Big Government liberalism sells itself through a combination of moral imperative - we must DO something! - and the alleged managerial skills of the State - only government geniuses have the power and wisdom to get anything done!  The latter assertion is utterly laughable, slapstick black comedy, after a string of fantastically expensive disasters, from the VA to ObamaCare.  I would answer both of them by asserting the superior morality and wisdom of liberty.  The amazing power of a distributed intelligence – millions of people seeking opportunity, cooperating voluntarily, trying their own ideas and learning the painful lessons of failure – can run rings around blind, stubborn, ideologically-tainted government plans, devised by people who are almost completely insulated from the consequences of their errors.

How best to access that distributed, nonlinear wisdom of liberated millions?  It may sound simplistic, but here it goes: Make everything as cheap as possible, and let everyone earn what they have.

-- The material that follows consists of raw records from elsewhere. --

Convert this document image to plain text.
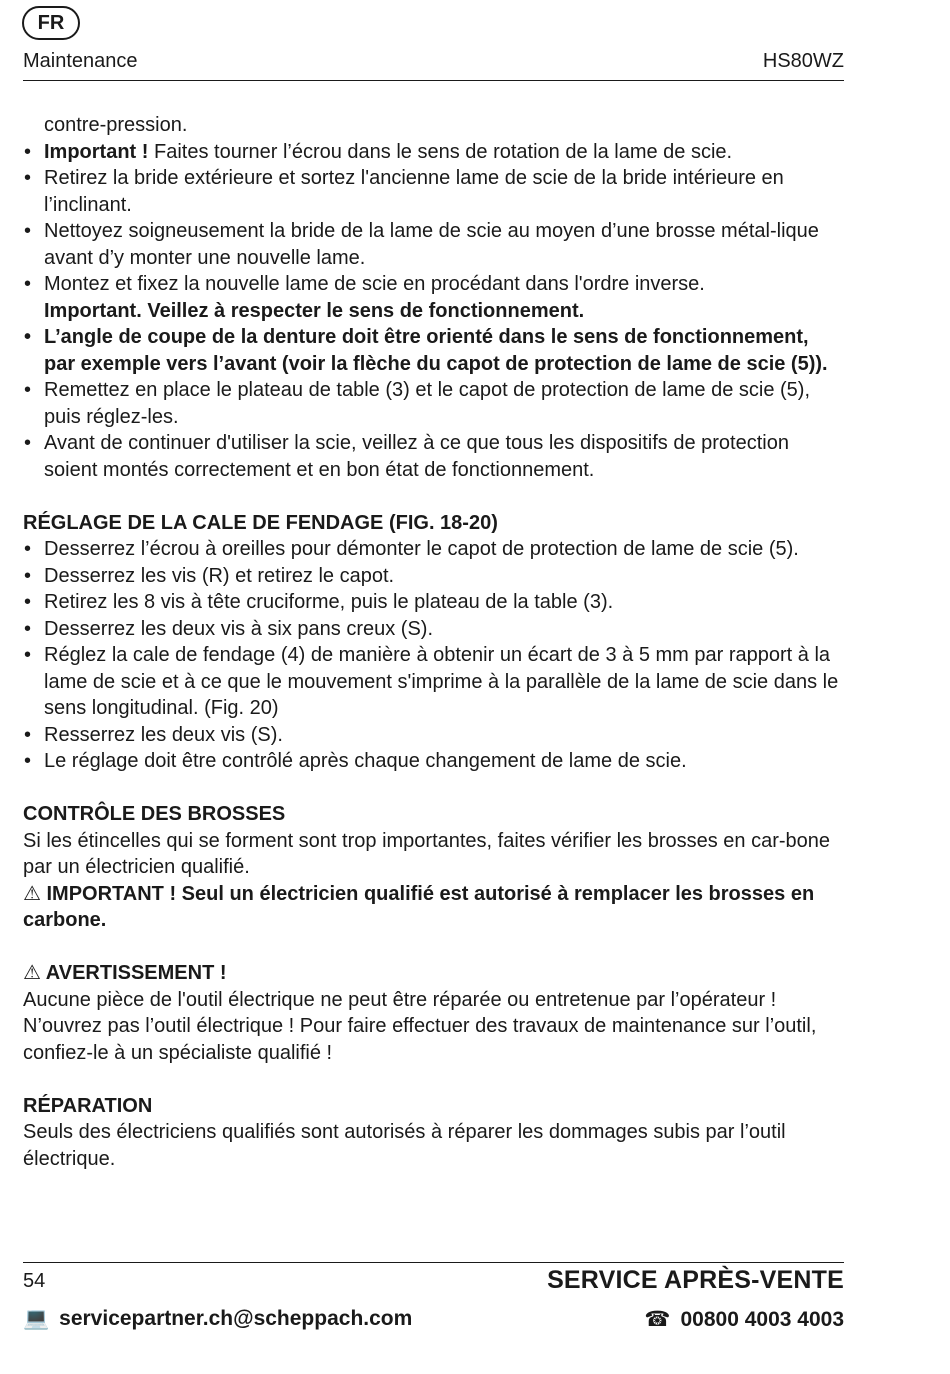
FR
Maintenance	HS80WZ

contre-pression.

• Important ! Faites tourner l’écrou dans le sens de rotation de la lame de scie.
• Retirez la bride extérieure et sortez l'ancienne lame de scie de la bride intérieure en l’inclinant.
• Nettoyez soigneusement la bride de la lame de scie au moyen d’une brosse métal-lique avant d’y monter une nouvelle lame.
• Montez et fixez la nouvelle lame de scie en procédant dans l'ordre inverse.
Important. Veillez à respecter le sens de fonctionnement.
• L’angle de coupe de la denture doit être orienté dans le sens de fonctionnement, par exemple vers l’avant (voir la flèche du capot de protection de lame de scie (5)).
• Remettez en place le plateau de table (3) et le capot de protection de lame de scie (5), puis réglez-les.
• Avant de continuer d'utiliser la scie, veillez à ce que tous les dispositifs de protection soient montés correctement et en bon état de fonctionnement.

RÉGLAGE DE LA CALE DE FENDAGE (FIG. 18-20)

• Desserrez l’écrou à oreilles pour démonter le capot de protection de lame de scie (5).
• Desserrez les vis (R) et retirez le capot.
• Retirez les 8 vis à tête cruciforme, puis le plateau de la table (3).
• Desserrez les deux vis à six pans creux (S).
• Réglez la cale de fendage (4) de manière à obtenir un écart de 3 à 5 mm par rapport à la lame de scie et à ce que le mouvement s'imprime à la parallèle de la lame de scie dans le sens longitudinal. (Fig. 20)
• Resserrez les deux vis (S).
• Le réglage doit être contrôlé après chaque changement de lame de scie.

CONTRÔLE DES BROSSES

Si les étincelles qui se forment sont trop importantes, faites vérifier les brosses en car-bone par un électricien qualifié.

⚠ IMPORTANT ! Seul un électricien qualifié est autorisé à remplacer les brosses en carbone.

⚠ AVERTISSEMENT !

Aucune pièce de l'outil électrique ne peut être réparée ou entretenue par l’opérateur ! N’ouvrez pas l’outil électrique ! Pour faire effectuer des travaux de maintenance sur l’outil, confiez-le à un spécialiste qualifié !

RÉPARATION

Seuls des électriciens qualifiés sont autorisés à réparer les dommages subis par l’outil électrique.

54	SERVICE APRÈS-VENTE
💻 servicepartner.ch@scheppach.com	☎ 00800 4003 4003
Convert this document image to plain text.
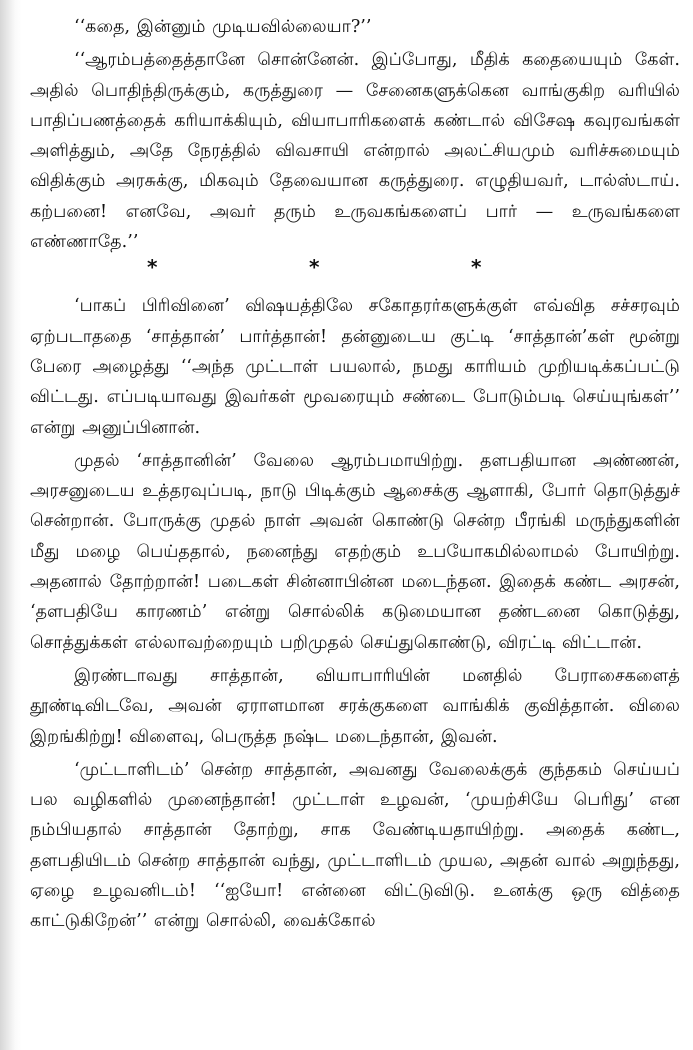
‘‘கதை, இன்னும் முடியவில்லையா?’’

‘‘ஆரம்பத்தைத்தானே சொன்னேன். இப்போது, மீதிக் கதையையும் கேள். அதில் பொதிந்திருக்கும், கருத்துரை — சேனைகளுக்கென வாங்குகிற வரியில் பாதிப்பணத்தைக் கரியாக்கியும், வியாபாரிகளைக் கண்டால் விசேஷ கவுரவங்கள் அளித்தும், அதே நேரத்தில் விவசாயி என்றால் அலட்சியமும் வரிச்சுமையும் விதிக்கும் அரசுக்கு, மிகவும் தேவையான கருத்துரை. எழுதியவர், டால்ஸ்டாய். கற்பனை! எனவே, அவர் தரும் உருவகங்களைப் பார் — உருவங்களை எண்ணாதே.’’

*	*	*

‘பாகப் பிரிவினை’ விஷயத்திலே சகோதரர்களுக்குள் எவ்வித சச்சரவும் ஏற்படாததை ‘சாத்தான்’ பார்த்தான்! தன்னுடைய குட்டி ‘சாத்தான்’கள் மூன்று பேரை அழைத்து ‘‘அந்த முட்டாள் பயலால், நமது காரியம் முறியடிக்கப்பட்டு விட்டது. எப்படியாவது இவர்கள் மூவரையும் சண்டை போடும்படி செய்யுங்கள்’’ என்று அனுப்பினான்.

முதல் ‘சாத்தானின்’ வேலை ஆரம்பமாயிற்று. தளபதியான அண்ணன், அரசனுடைய உத்தரவுப்படி, நாடு பிடிக்கும் ஆசைக்கு ஆளாகி, போர் தொடுத்துச் சென்றான். போருக்கு முதல் நாள் அவன் கொண்டு சென்ற பீரங்கி மருந்துகளின் மீது மழை பெய்ததால், நனைந்து எதற்கும் உபயோகமில்லாமல் போயிற்று. அதனால் தோற்றான்! படைகள் சின்னாபின்ன மடைந்தன. இதைக் கண்ட அரசன், ‘தளபதியே காரணம்’ என்று சொல்லிக் கடுமையான தண்டனை கொடுத்து, சொத்துக்கள் எல்லாவற்றையும் பறிமுதல் செய்துகொண்டு, விரட்டி விட்டான்.

இரண்டாவது சாத்தான், வியாபாரியின் மனதில் பேராசைகளைத் தூண்டிவிடவே, அவன் ஏராளமான சரக்குகளை வாங்கிக் குவித்தான். விலை இறங்கிற்று! விளைவு, பெருத்த நஷ்ட மடைந்தான், இவன்.

‘முட்டாளிடம்’ சென்ற சாத்தான், அவனது வேலைக்குக் குந்தகம் செய்யப் பல வழிகளில் முனைந்தான்! முட்டாள் உழவன், ‘முயற்சியே பெரிது’ என நம்பியதால் சாத்தான் தோற்று, சாக வேண்டியதாயிற்று. அதைக் கண்ட, தளபதியிடம் சென்ற சாத்தான் வந்து, முட்டாளிடம் முயல, அதன் வால் அறுந்தது, ஏழை உழவனிடம்! ‘‘ஐயோ! என்னை விட்டுவிடு. உனக்கு ஒரு வித்தை காட்டுகிறேன்’’ என்று சொல்லி, வைக்கோல்
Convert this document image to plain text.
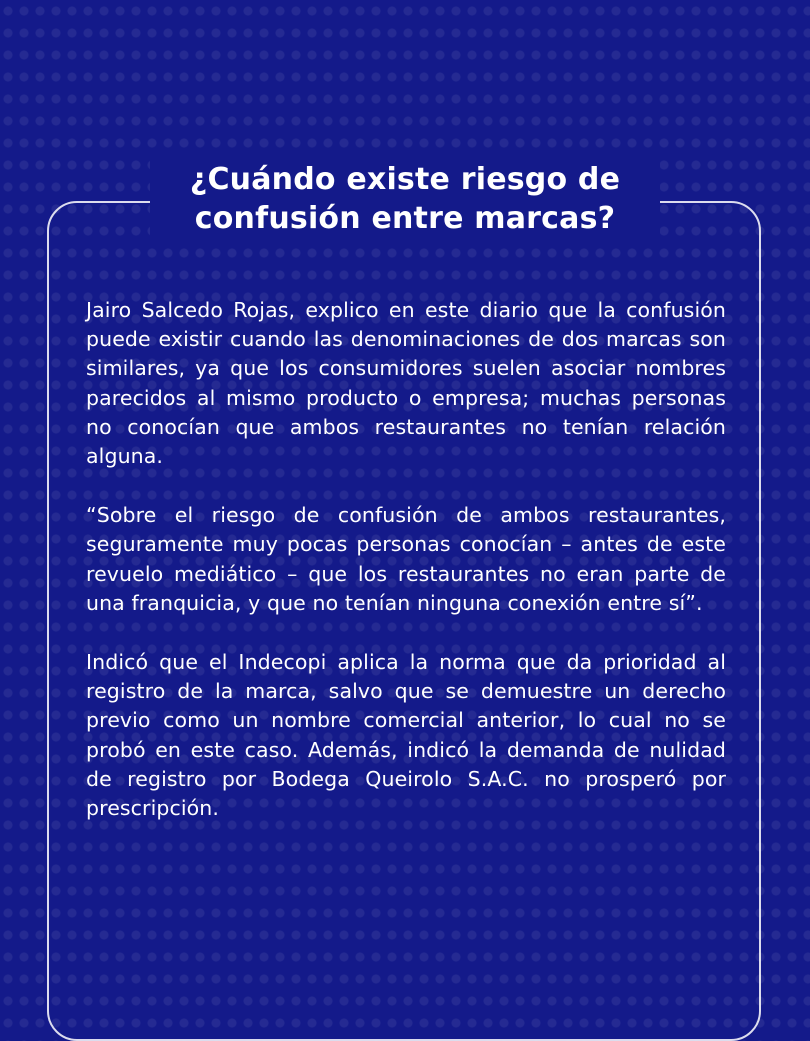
¿Cuándo existe riesgo de confusión entre marcas?

Jairo Salcedo Rojas, explico en este diario que la confusión puede existir cuando las denominaciones de dos marcas son similares, ya que los consumidores suelen asociar nombres parecidos al mismo producto o empresa; muchas personas no conocían que ambos restaurantes no tenían relación alguna.

“Sobre el riesgo de confusión de ambos restaurantes, seguramente muy pocas personas conocían – antes de este revuelo mediático – que los restaurantes no eran parte de una franquicia, y que no tenían ninguna conexión entre sí”.

Indicó que el Indecopi aplica la norma que da prioridad al registro de la marca, salvo que se demuestre un derecho previo como un nombre comercial anterior, lo cual no se probó en este caso. Además, indicó la demanda de nulidad de registro por Bodega Queirolo S.A.C. no prosperó por prescripción.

This is the Wisdom of the Cheap.  When cost accurately reflects supply and demand, resources are allocated wisely.  Only realistic commitments are made, so they can be kept.  Workers earn dollars as clean as possible of coercive manipulation, and spend them on goods and services delivered as directly as possible.  Like a computer disk cleansed of bad sectors, the cooperative mind of America would function far more efficiently, and it would far outpace anything a collective mind could achieve.  Ideas that must be sold tend to have far higher quality than those which are imposed.

As to health care: make it clear as a bell that insurance is not the same thing as medical care.  Make them both as inexpensive as possible, with the broadest competition (from such relatively simple reforms as permitting insurance to be sold across state lines) and the least separation between consumer and doctor.  Let people buy the insurance they think they need; let health care providers compete for their business.  And with that accomplished, when there are inevitably people who can’t afford the care they need, the charitable cost of such care will be clear and easily paid, without layers of confusing bureaucracy or hidden wealth redistribution.  There won’t be a hundred hidden lines siphoning money from the veins of taxpayers.  Government should not feast upon the productive like a swarm of ticks.  Americans are a generous and compassionate people.  Tell us honestly what the truly needy require, make the cost of that charity straightforward, and we will pay it.

Does every wing of our politics truly want the most prosperous possible America?  Nobody benefits politically from a run-down economy, right?  I disagree.  I think the academics who drive left-wing thought have long desired a weaker, poorer general population, more confused about the true cost of everything around them, because such a populace is easier to control.  They need the elite to guide them, in everything from the complex business of health care, to what should be the fairly simple matter of obtaining food.  Everything more expensive, all systems incomprehensible, no way for even the Middle Class to secure the necessities of life (which the Left constantly redefines to include new things) without government assistance… that’s Utopia!  If we embrace the Wisdom of the Cheap instead, we wouldn’t need zillion-dollar government with hundreds of overlapping agencies.  Clearly, that’s a terrifying prospect for some.